Here's what I came up with.
The essential problem with the marshalling trigger function is that it
suppresses all that might have been returned, including useful things,
so my solution is to let those writes actually happen, but get cleaned
up before they're visible to the next statement. We do this by
rewriting the original trigger function to allow the INSERTs on the
parent table, and then write a new cleanup trigger which fires after
the statement to clean up those rows. This way, RETURNING works, and
the partition marshalling does, too.
Here's the new function for the old trigger. The only difference from
the old function is that instead of returning NULL, it returns NEW.

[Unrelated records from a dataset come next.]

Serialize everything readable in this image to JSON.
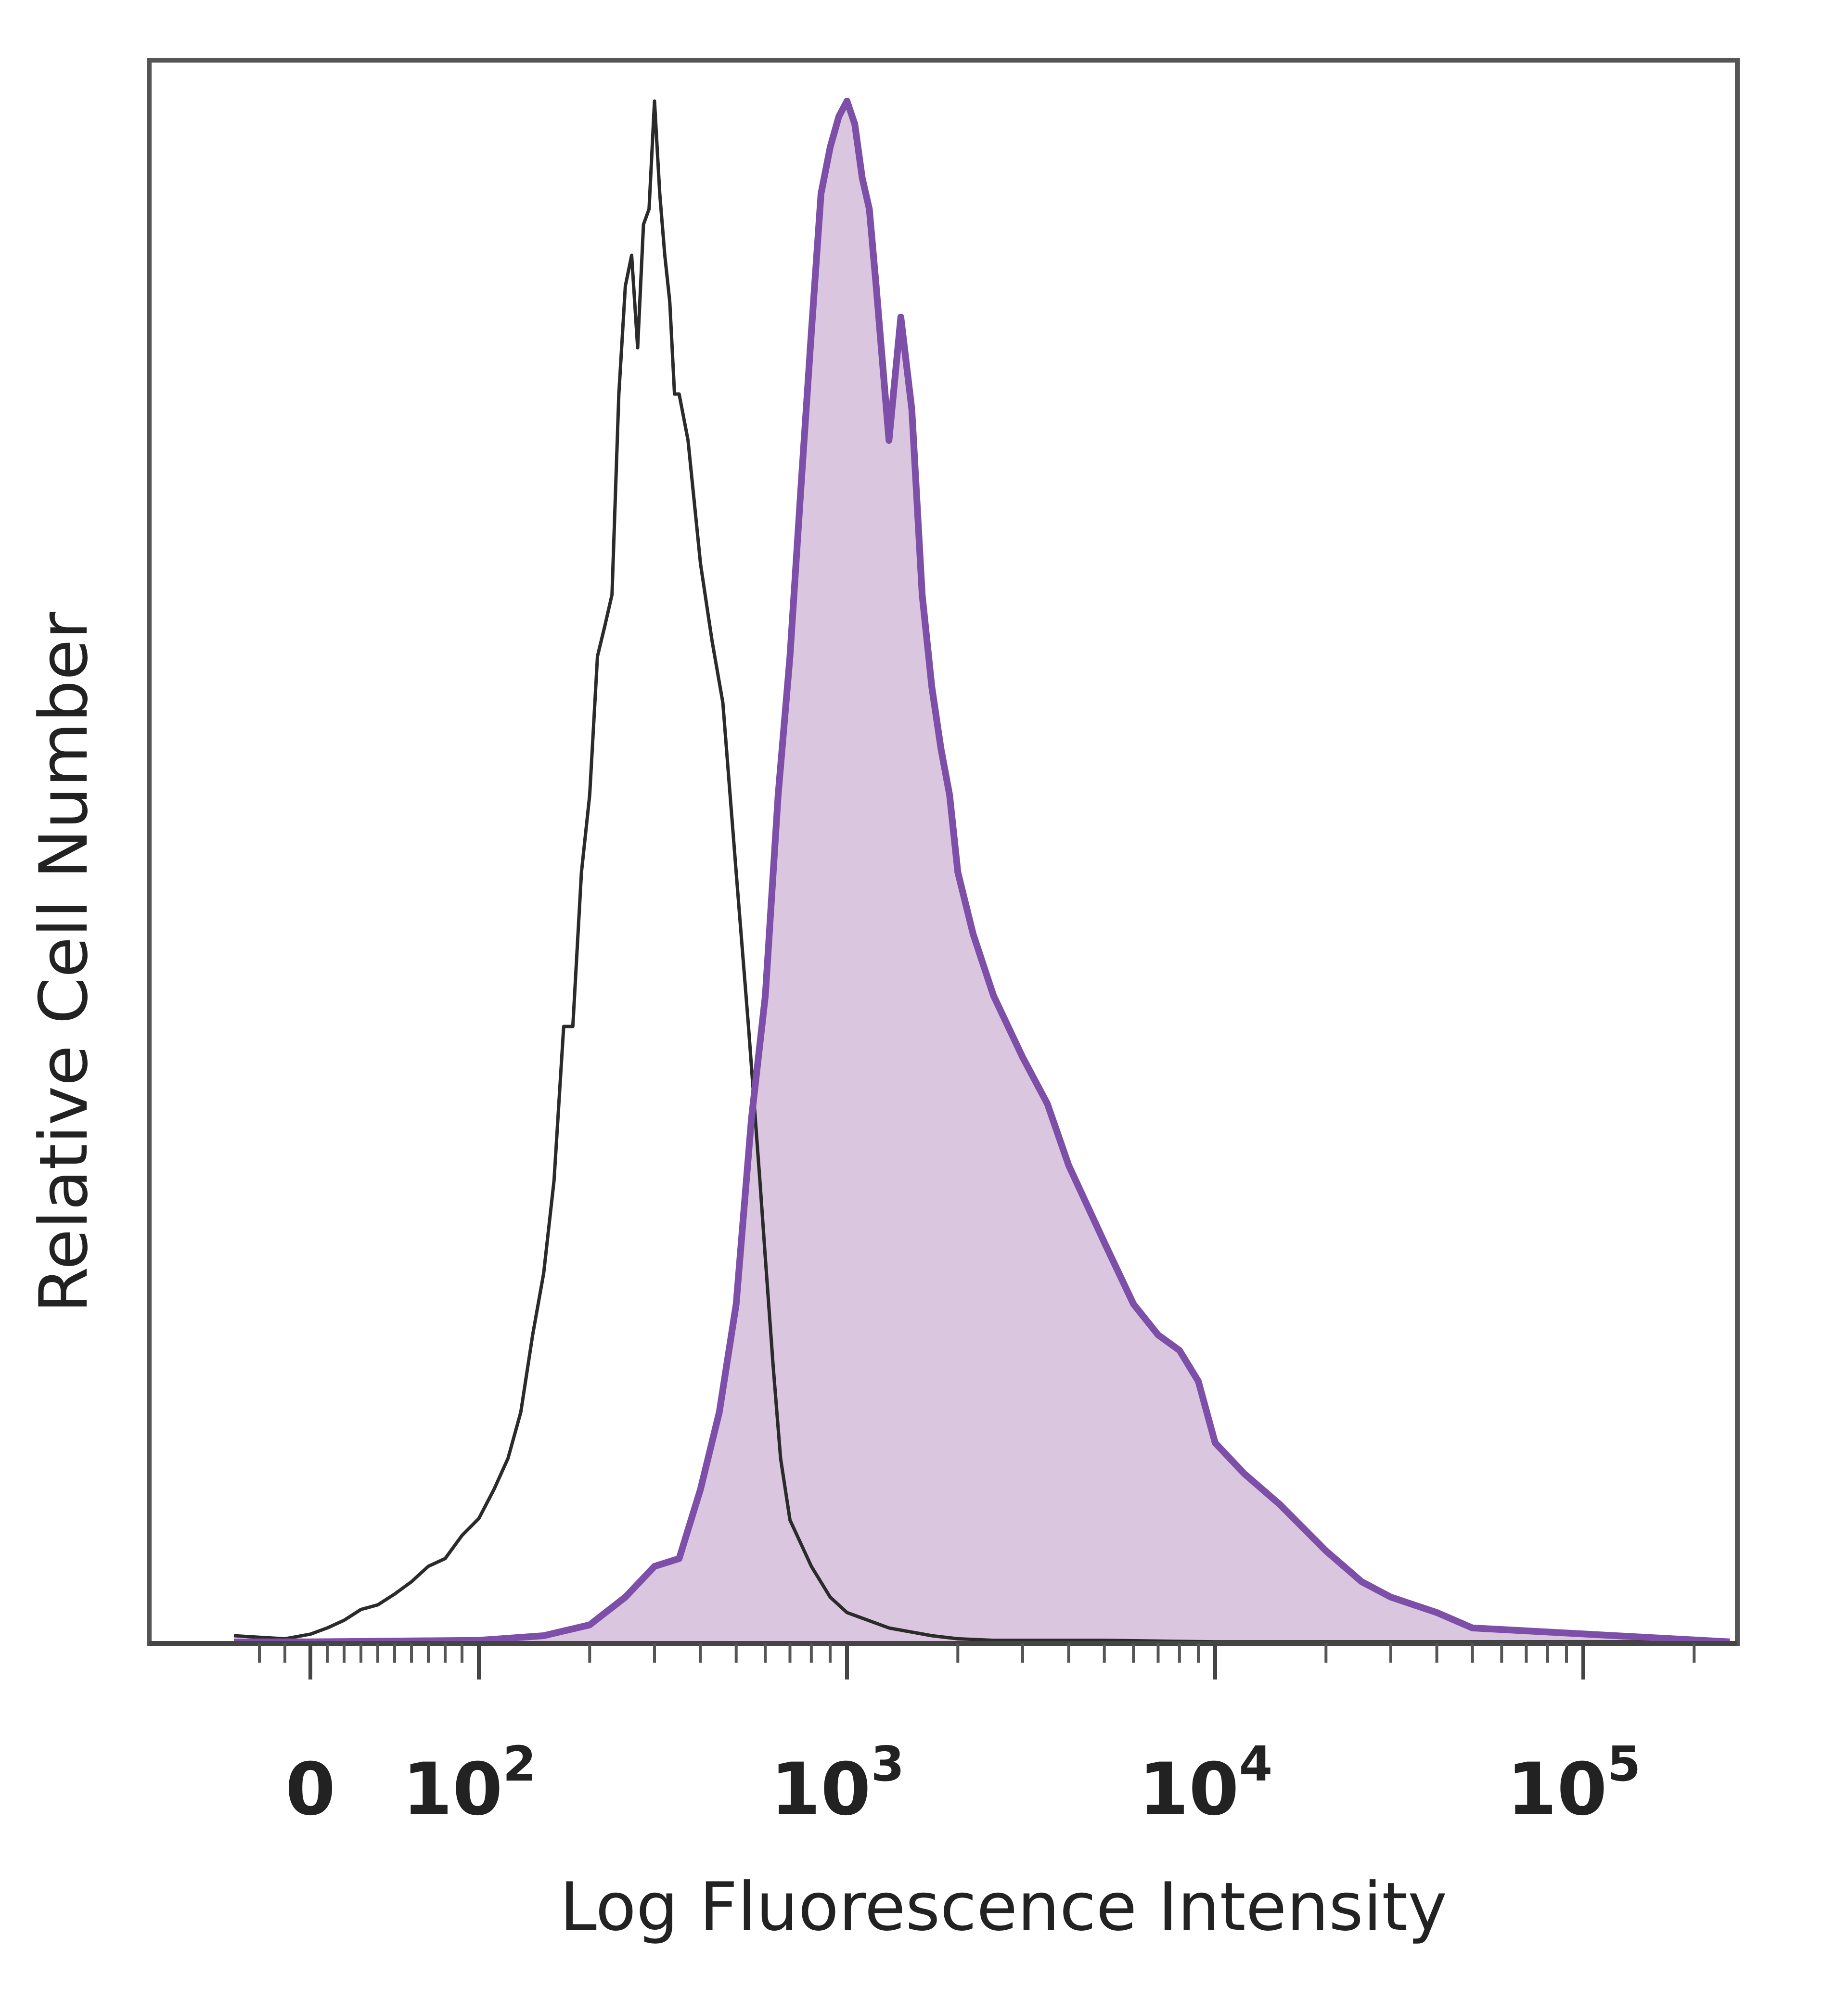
{
  "chart_data": {
    "type": "area",
    "title": "",
    "xlabel": "Log Fluorescence Intensity",
    "ylabel": "Relative Cell Number",
    "x_scale": "biexponential (log above 10^2, linear around 0)",
    "xlim": [
      -30,
      250000
    ],
    "ylim": [
      0,
      1
    ],
    "grid": false,
    "legend": "none",
    "x_ticks": [
      {
        "value": 0,
        "base": "0",
        "exp": ""
      },
      {
        "value": 100,
        "base": "10",
        "exp": "2"
      },
      {
        "value": 1000,
        "base": "10",
        "exp": "3"
      },
      {
        "value": 10000,
        "base": "10",
        "exp": "4"
      },
      {
        "value": 100000,
        "base": "10",
        "exp": "5"
      }
    ],
    "series": [
      {
        "style": "outline",
        "color": "#2b2b2b",
        "x": [
          -30,
          -20,
          -10,
          0,
          10,
          20,
          30,
          40,
          50,
          60,
          70,
          80,
          90,
          100,
          110,
          120,
          130,
          140,
          150,
          160,
          170,
          180,
          190,
          200,
          210,
          220,
          230,
          240,
          250,
          260,
          270,
          280,
          290,
          300,
          310,
          320,
          330,
          340,
          350,
          370,
          400,
          430,
          460,
          500,
          540,
          580,
          600,
          630,
          660,
          700,
          800,
          900,
          1000,
          1300,
          1700,
          2000,
          2500,
          5000,
          10000,
          250000
        ],
        "y": [
          0.005,
          0.004,
          0.003,
          0.006,
          0.01,
          0.015,
          0.022,
          0.025,
          0.032,
          0.04,
          0.05,
          0.055,
          0.07,
          0.081,
          0.1,
          0.12,
          0.15,
          0.2,
          0.24,
          0.3,
          0.4,
          0.4,
          0.5,
          0.55,
          0.64,
          0.66,
          0.68,
          0.81,
          0.88,
          0.9,
          0.84,
          0.92,
          0.93,
          1.0,
          0.94,
          0.9,
          0.87,
          0.81,
          0.81,
          0.78,
          0.7,
          0.65,
          0.61,
          0.5,
          0.4,
          0.3,
          0.25,
          0.18,
          0.12,
          0.08,
          0.05,
          0.03,
          0.02,
          0.01,
          0.005,
          0.003,
          0.002,
          0.002,
          0.001,
          0.001
        ]
      },
      {
        "style": "filled",
        "color": "#7d4fa8",
        "fill": "#dac6df",
        "x": [
          -30,
          0,
          100,
          150,
          200,
          250,
          300,
          350,
          400,
          450,
          500,
          550,
          600,
          650,
          700,
          750,
          800,
          850,
          900,
          950,
          1000,
          1050,
          1100,
          1150,
          1200,
          1300,
          1400,
          1500,
          1600,
          1700,
          1800,
          1900,
          2000,
          2200,
          2500,
          3000,
          3500,
          4000,
          5000,
          6000,
          7000,
          8000,
          9000,
          10000,
          12000,
          15000,
          20000,
          25000,
          30000,
          40000,
          50000,
          250000
        ],
        "y": [
          0.001,
          0.001,
          0.002,
          0.005,
          0.012,
          0.03,
          0.05,
          0.055,
          0.1,
          0.15,
          0.22,
          0.34,
          0.42,
          0.55,
          0.64,
          0.75,
          0.85,
          0.94,
          0.97,
          0.99,
          1.0,
          0.985,
          0.95,
          0.93,
          0.88,
          0.78,
          0.86,
          0.8,
          0.68,
          0.62,
          0.58,
          0.55,
          0.5,
          0.46,
          0.42,
          0.38,
          0.35,
          0.31,
          0.26,
          0.22,
          0.2,
          0.19,
          0.17,
          0.13,
          0.11,
          0.09,
          0.06,
          0.04,
          0.03,
          0.02,
          0.01,
          0.001
        ]
      }
    ]
  }
}
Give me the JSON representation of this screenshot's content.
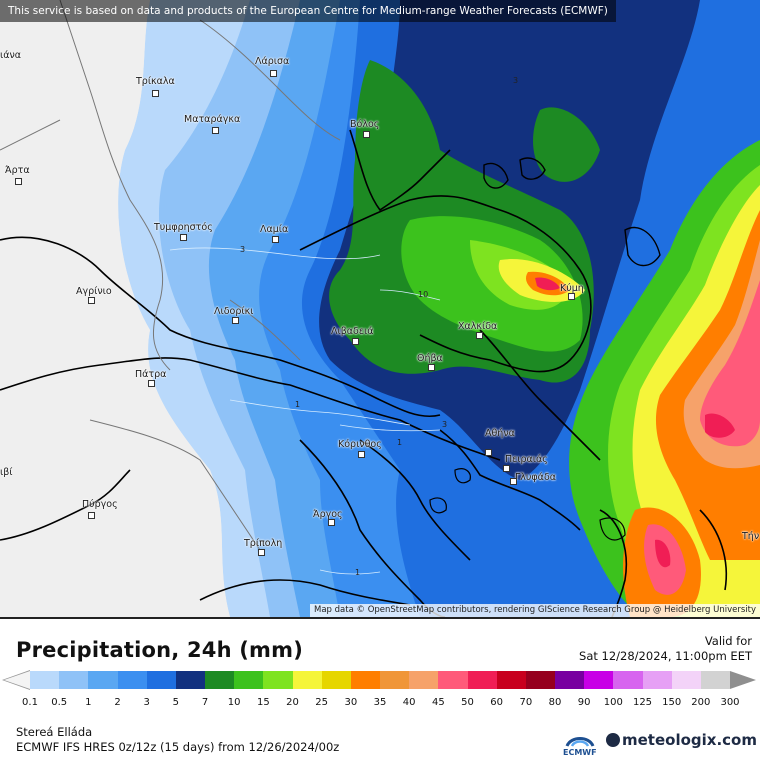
{
  "map": {
    "notice": "This service is based on data and products of the European Centre for Medium-range Weather Forecasts (ECMWF)",
    "attribution": "Map data © OpenStreetMap contributors, rendering GIScience Research Group @ Heidelberg University",
    "cities": [
      {
        "name": "Τρίκαλα"
      },
      {
        "name": "Λάρισα"
      },
      {
        "name": "Βόλος"
      },
      {
        "name": "Ματαράγκα"
      },
      {
        "name": "Άρτα"
      },
      {
        "name": "Τυμφρηστός"
      },
      {
        "name": "Λαμία"
      },
      {
        "name": "Αγρίνιο"
      },
      {
        "name": "Λιδορίκι"
      },
      {
        "name": "Λιβαδειά"
      },
      {
        "name": "Χαλκίδα"
      },
      {
        "name": "Κύμη"
      },
      {
        "name": "Θήβα"
      },
      {
        "name": "Πάτρα"
      },
      {
        "name": "Κόρινθος"
      },
      {
        "name": "Αθήνα"
      },
      {
        "name": "Πειραιάς"
      },
      {
        "name": "Γλυφάδα"
      },
      {
        "name": "Πύργος"
      },
      {
        "name": "Άργος"
      },
      {
        "name": "Τρίπολη"
      }
    ],
    "edge_labels": {
      "left_top": "ιάνα",
      "left_bottom": "ιβί",
      "right_bottom": "Τήν"
    },
    "contour_labels": {
      "c3a": "3",
      "c3b": "3",
      "c10": "10",
      "c1a": "1",
      "c1b": "1",
      "c3c": "3",
      "c1c": "1"
    }
  },
  "legend": {
    "title": "Precipitation, 24h (mm)",
    "valid_label": "Valid for",
    "valid_time": "Sat 12/28/2024, 11:00pm EET",
    "ticks": [
      "0.1",
      "0.5",
      "1",
      "2",
      "3",
      "5",
      "7",
      "10",
      "15",
      "20",
      "25",
      "30",
      "35",
      "40",
      "45",
      "50",
      "60",
      "70",
      "80",
      "90",
      "100",
      "125",
      "150",
      "200",
      "300"
    ],
    "colors": [
      "#b9d9fb",
      "#8fc2f7",
      "#5aa7f2",
      "#3b8ff0",
      "#1f6fe0",
      "#12317f",
      "#1d8a23",
      "#3cc21d",
      "#7ee320",
      "#f5f53a",
      "#e6d600",
      "#ff7e00",
      "#f09638",
      "#f6a26a",
      "#ff5a7a",
      "#f01e55",
      "#c8001e",
      "#96001e",
      "#7800a0",
      "#c800e6",
      "#d764ef",
      "#e6a0f5",
      "#f3d3f8",
      "#d2d2d2"
    ],
    "region": "Stereá Elláda",
    "model": "ECMWF IFS HRES 0z/12z (15 days) from  12/26/2024/00z",
    "ecmwf_logo_text": "ECMWF",
    "brand": "meteologix.com"
  }
}
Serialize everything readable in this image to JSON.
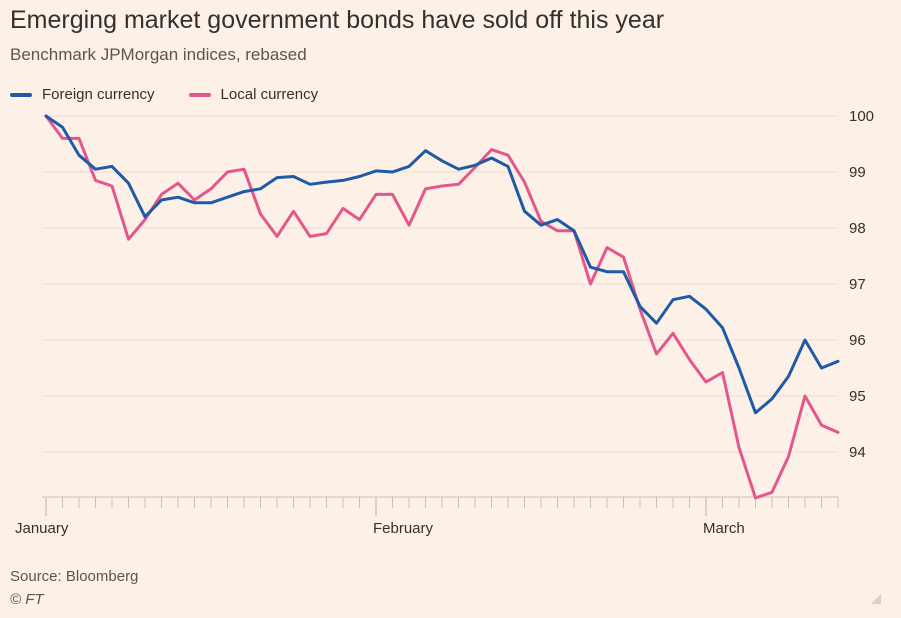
{
  "chart_data": {
    "type": "line",
    "title": "Emerging market government bonds have sold off this year",
    "subtitle": "Benchmark JPMorgan indices, rebased",
    "source": "Source: Bloomberg",
    "credit": "© FT",
    "x_month_labels": [
      "January",
      "February",
      "March"
    ],
    "ylim": [
      93,
      100
    ],
    "yticks": [
      100,
      99,
      98,
      97,
      96,
      95,
      94
    ],
    "y_axis_side": "right",
    "grid": true,
    "legend_position": "top-left",
    "series": [
      {
        "name": "Foreign currency",
        "color": "#1f5aa6",
        "values": [
          100.0,
          99.8,
          99.3,
          99.05,
          99.1,
          98.8,
          98.2,
          98.5,
          98.55,
          98.45,
          98.45,
          98.55,
          98.65,
          98.7,
          98.9,
          98.92,
          98.78,
          98.82,
          98.85,
          98.92,
          99.02,
          99.0,
          99.1,
          99.38,
          99.2,
          99.05,
          99.12,
          99.25,
          99.1,
          98.3,
          98.05,
          98.15,
          97.95,
          97.3,
          97.22,
          97.22,
          96.6,
          96.3,
          96.72,
          96.78,
          96.55,
          96.22,
          95.5,
          94.7,
          94.95,
          95.35,
          96.0,
          95.5,
          95.62
        ]
      },
      {
        "name": "Local currency",
        "color": "#e5578c",
        "values": [
          100.0,
          99.6,
          99.6,
          98.85,
          98.75,
          97.8,
          98.15,
          98.6,
          98.8,
          98.5,
          98.7,
          99.0,
          99.05,
          98.25,
          97.85,
          98.3,
          97.85,
          97.9,
          98.35,
          98.15,
          98.6,
          98.6,
          98.05,
          98.7,
          98.75,
          98.78,
          99.08,
          99.4,
          99.3,
          98.82,
          98.12,
          97.95,
          97.95,
          97.0,
          97.65,
          97.48,
          96.55,
          95.75,
          96.12,
          95.65,
          95.25,
          95.42,
          94.08,
          93.18,
          93.28,
          93.92,
          95.0,
          94.48,
          94.35
        ]
      }
    ]
  }
}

CREATE OR REPLACE FUNCTION marshal_p()RETURNS TRIGGER
LANGUAGE plpgsql
AS $$
BEGIN
IF NEW.id % 5 = 0
THEN INSERT INTO p0 (id, t) VALUES (NEW.id, NEW.t);
ELSIF NEW.id % 5 = 1
THEN INSERT INTO p1 (id, t) VALUES (NEW.id, NEW.t);
ELSIF NEW.id % 5 = 2
THEN INSERT INTO p2 (id, t) VALUES (NEW.id, NEW.t);
ELSIF NEW.id % 5 = 3
THEN INSERT INTO p3 (id, t) VALUES (NEW.id, NEW.t);
ELSIF NEW.id % 5 = 4
THEN INSERT INTO p4 (id, t) VALUES (NEW.id, NEW.t);
END IF;
RETURN *NEW*;
END;
$$;
Next, we'll add another function.
CREATE OR REPLACE FUNCTION cleanup_p()RETURNS TRIGGER
LANGUAGE plpgsql
AS $$
BEGIN
DELETE FROM ONLY p;
RETURN OLD;
END;
$$;
and a trigger to call it:
CREATE TRIGGER insert_p_cleanup_trg
AFTER INSERT ON p
FOR EACH STATEMENT
EXECUTE PROCEDURE cleanup_p();
and we're done.
...until the next time.
I see RETURN NEW first time. What is it?